Saat tampil, Camel memakai kaos bergambar Jokowi-Ma’ruf. Lantas dia menawarkan kaos yang dipakainya. “Ada yang mau baju bekas camel?,” ujar Camel. 

Semua penonton makin bersemangat. Camel pun membuka kaosnya. Lantas kaos berwarna putih itu dilemparkannya ke arah penonton. Kaos bekas keringat Camel itu pun jadi rebutan. 

Di sudut kanan panggung juga riuh. Bukan karena penampilan Camel Petir dengan lagu Goyang Nasi Padang. Ternyata para pedagang yang naik ke atas panggung. Mencoba menawarkan, dagangannya kepada para tokoh yang hadir. 

Tengku Erry, Ketua Sekber Relawan Jokowi yang berada di atas panggung juga jadi sasaran. Mereka meminta mantan Gubernur Sumut itu membeli dagangannya. 

Mulai dari pedagang sate, nangka, minuman ringan hingga kerupuk  merangsek naik ke atas panggung. Bahkan Tengku Erry yang saat itu sedang diwawancarai sejumlah awak media sedikit kewalahan. 

Ada pedagang uang kecewa karena dagangannya tidak dibeli. Tengku Erry tak dapat, pedagang malah mengejar seorang perempuan berhijab. “Kan udah dibeli semua tadi,” ujar perempuan yang tidak diketahui namanya itu. 

“Kami kan belum buk,” sambung beberapa pedagang minuman. 

Sesaat kemudian, panitia bertindak tegas. Para pedagang diminta turun. Mereka pun menurut. Meski dengan raut wajah sedikit kecewa. “Gak jelas pun panitianya ini,” celetuk seorang pedagang. 

Meski banyak pedagang yang tidak menikmati keuntungan, pendukung di depan panggung tetap bergoyang. Apalagi saat Camel Petir membawakan lagu Gemu Fa Mi Re. 

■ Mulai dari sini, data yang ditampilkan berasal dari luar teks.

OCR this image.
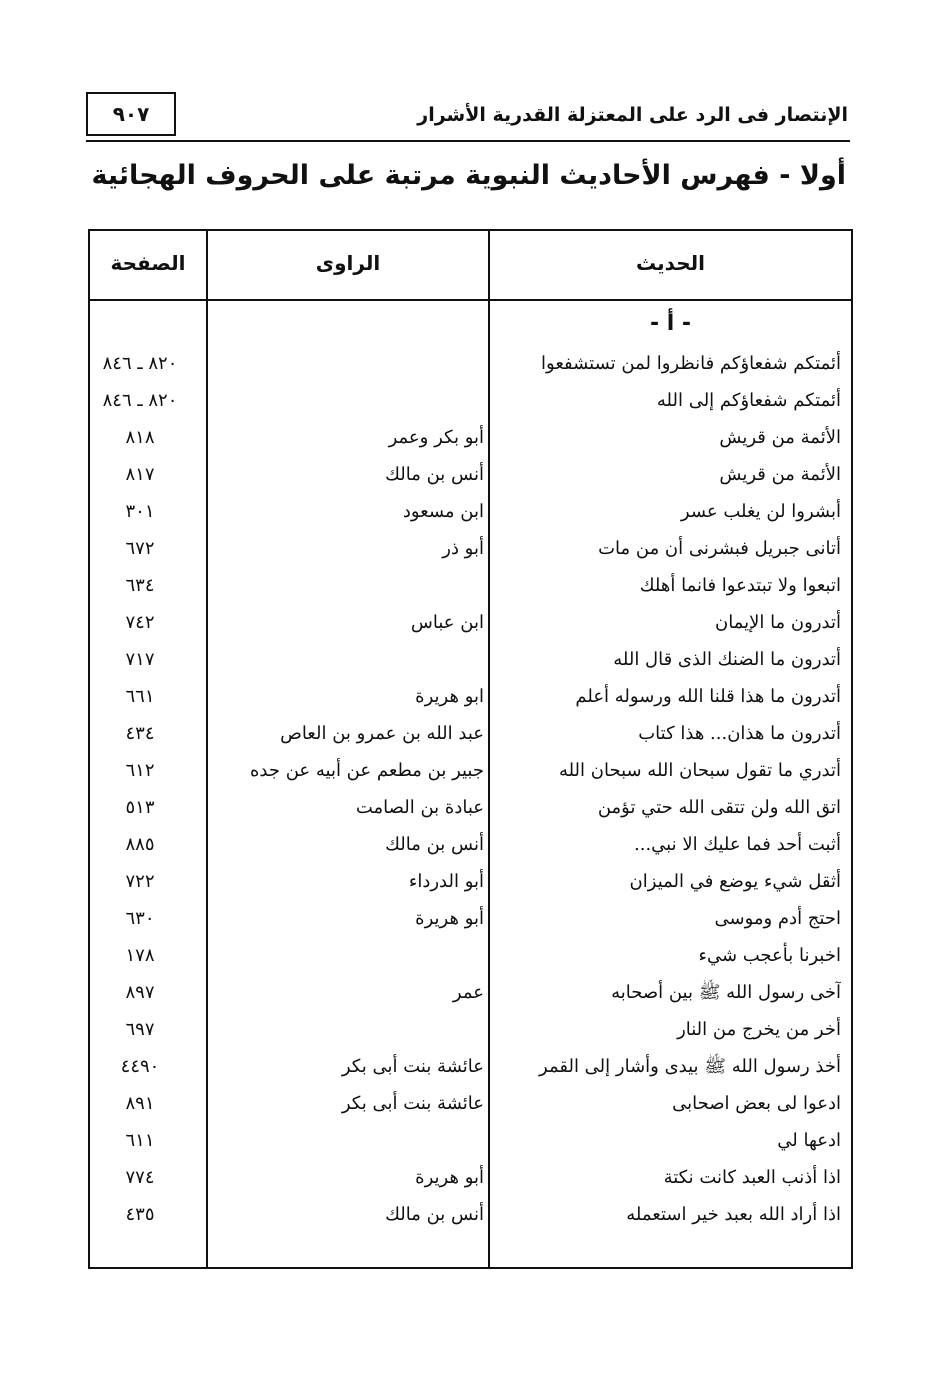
الإنتصار فى الرد على المعتزلة القدرية الأشرار
٩٠٧
أولا - فهرس الأحاديث النبوية مرتبة على الحروف الهجائية
الحديث
الراوى
الصفحة
- أ -
أئمتكم شفعاؤكم فانظروا لمن تستشفعوا
٨٢٠ ـ ٨٤٦
أئمتكم شفعاؤكم إلى الله
٨٢٠ ـ ٨٤٦
الأئمة من قريش
أبو بكر وعمر
٨١٨
الأئمة من قريش
أنس بن مالك
٨١٧
أبشروا لن يغلب عسر
ابن مسعود
٣٠١
أتانى جبريل فبشرنى أن من مات
أبو ذر
٦٧٢
اتبعوا ولا تبتدعوا فانما أهلك
٦٣٤
أتدرون ما الإيمان
ابن عباس
٧٤٢
أتدرون ما الضنك الذى قال الله
٧١٧
أتدرون ما هذا قلنا الله ورسوله أعلم
ابو هريرة
٦٦١
أتدرون ما هذان... هذا كتاب
عبد الله بن عمرو بن العاص
٤٣٤
أتدري ما تقول سبحان الله سبحان الله
جبير بن مطعم عن أبيه عن جده
٦١٢
اتق الله ولن تتقى الله حتي تؤمن
عبادة بن الصامت
٥١٣
أثبت أحد فما عليك الا نبي...
أنس بن مالك
٨٨٥
أثقل شيء يوضع في الميزان
أبو الدرداء
٧٢٢
احتج أدم وموسى
أبو هريرة
٦٣٠
اخبرنا بأعجب شيء
١٧٨
آخى رسول الله ﷺ بين أصحابه
عمر
٨٩٧
أخر من يخرج من النار
٦٩٧
أخذ رسول الله ﷺ بيدى وأشار إلى القمر
عائشة بنت أبى بكر
٤٤٩٠
ادعوا لى بعض اصحابى
عائشة بنت أبى بكر
٨٩١
ادعها لي
٦١١
اذا أذنب العبد كانت نكتة
أبو هريرة
٧٧٤
اذا أراد الله بعبد خير استعمله
أنس بن مالك
٤٣٥
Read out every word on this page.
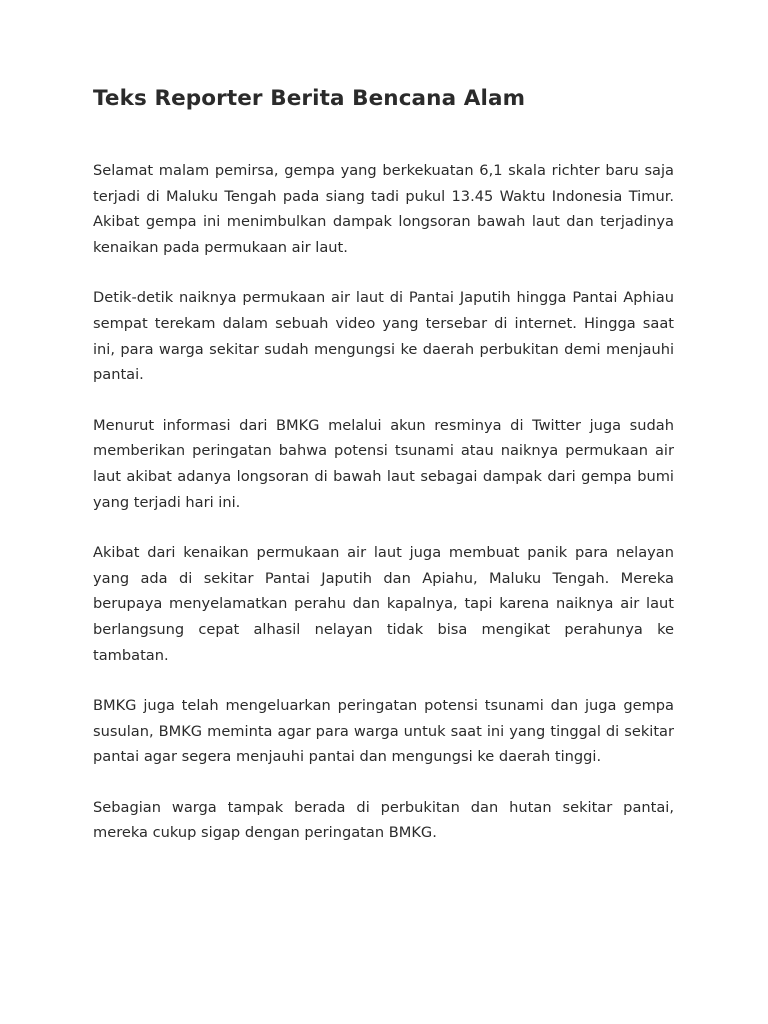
Teks Reporter Berita Bencana Alam

Selamat malam pemirsa, gempa yang berkekuatan 6,1 skala richter baru saja terjadi di Maluku Tengah pada siang tadi pukul 13.45 Waktu Indonesia Timur. Akibat gempa ini menimbulkan dampak longsoran bawah laut dan terjadinya kenaikan pada permukaan air laut.

Detik-detik naiknya permukaan air laut di Pantai Japutih hingga Pantai Aphiau sempat terekam dalam sebuah video yang tersebar di internet. Hingga saat ini, para warga sekitar sudah mengungsi ke daerah perbukitan demi menjauhi pantai.

Menurut informasi dari BMKG melalui akun resminya di Twitter juga sudah memberikan peringatan bahwa potensi tsunami atau naiknya permukaan air laut akibat adanya longsoran di bawah laut sebagai dampak dari gempa bumi yang terjadi hari ini.

Akibat dari kenaikan permukaan air laut juga membuat panik para nelayan yang ada di sekitar Pantai Japutih dan Apiahu, Maluku Tengah. Mereka berupaya menyelamatkan perahu dan kapalnya, tapi karena naiknya air laut berlangsung cepat alhasil nelayan tidak bisa mengikat perahunya ke tambatan.

BMKG juga telah mengeluarkan peringatan potensi tsunami dan juga gempa susulan, BMKG meminta agar para warga untuk saat ini yang tinggal di sekitar pantai agar segera menjauhi pantai dan mengungsi ke daerah tinggi.

Sebagian warga tampak berada di perbukitan dan hutan sekitar pantai, mereka cukup sigap dengan peringatan BMKG.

Saat ditanyai, Tengku Erry optimistis bisa memenangkan Jokowi-Ma’ruf di Sumatera Utara. Analisis mereka, suara terbanyak ada di kawasan Pantai Barat. “Kita berharap Pantai Timur bisa menang dan Pantai Barat bisa bertambah kemenangannya,” ujar Erry yang sedang maju menjadi caleg DPR RI dari NasDem itu.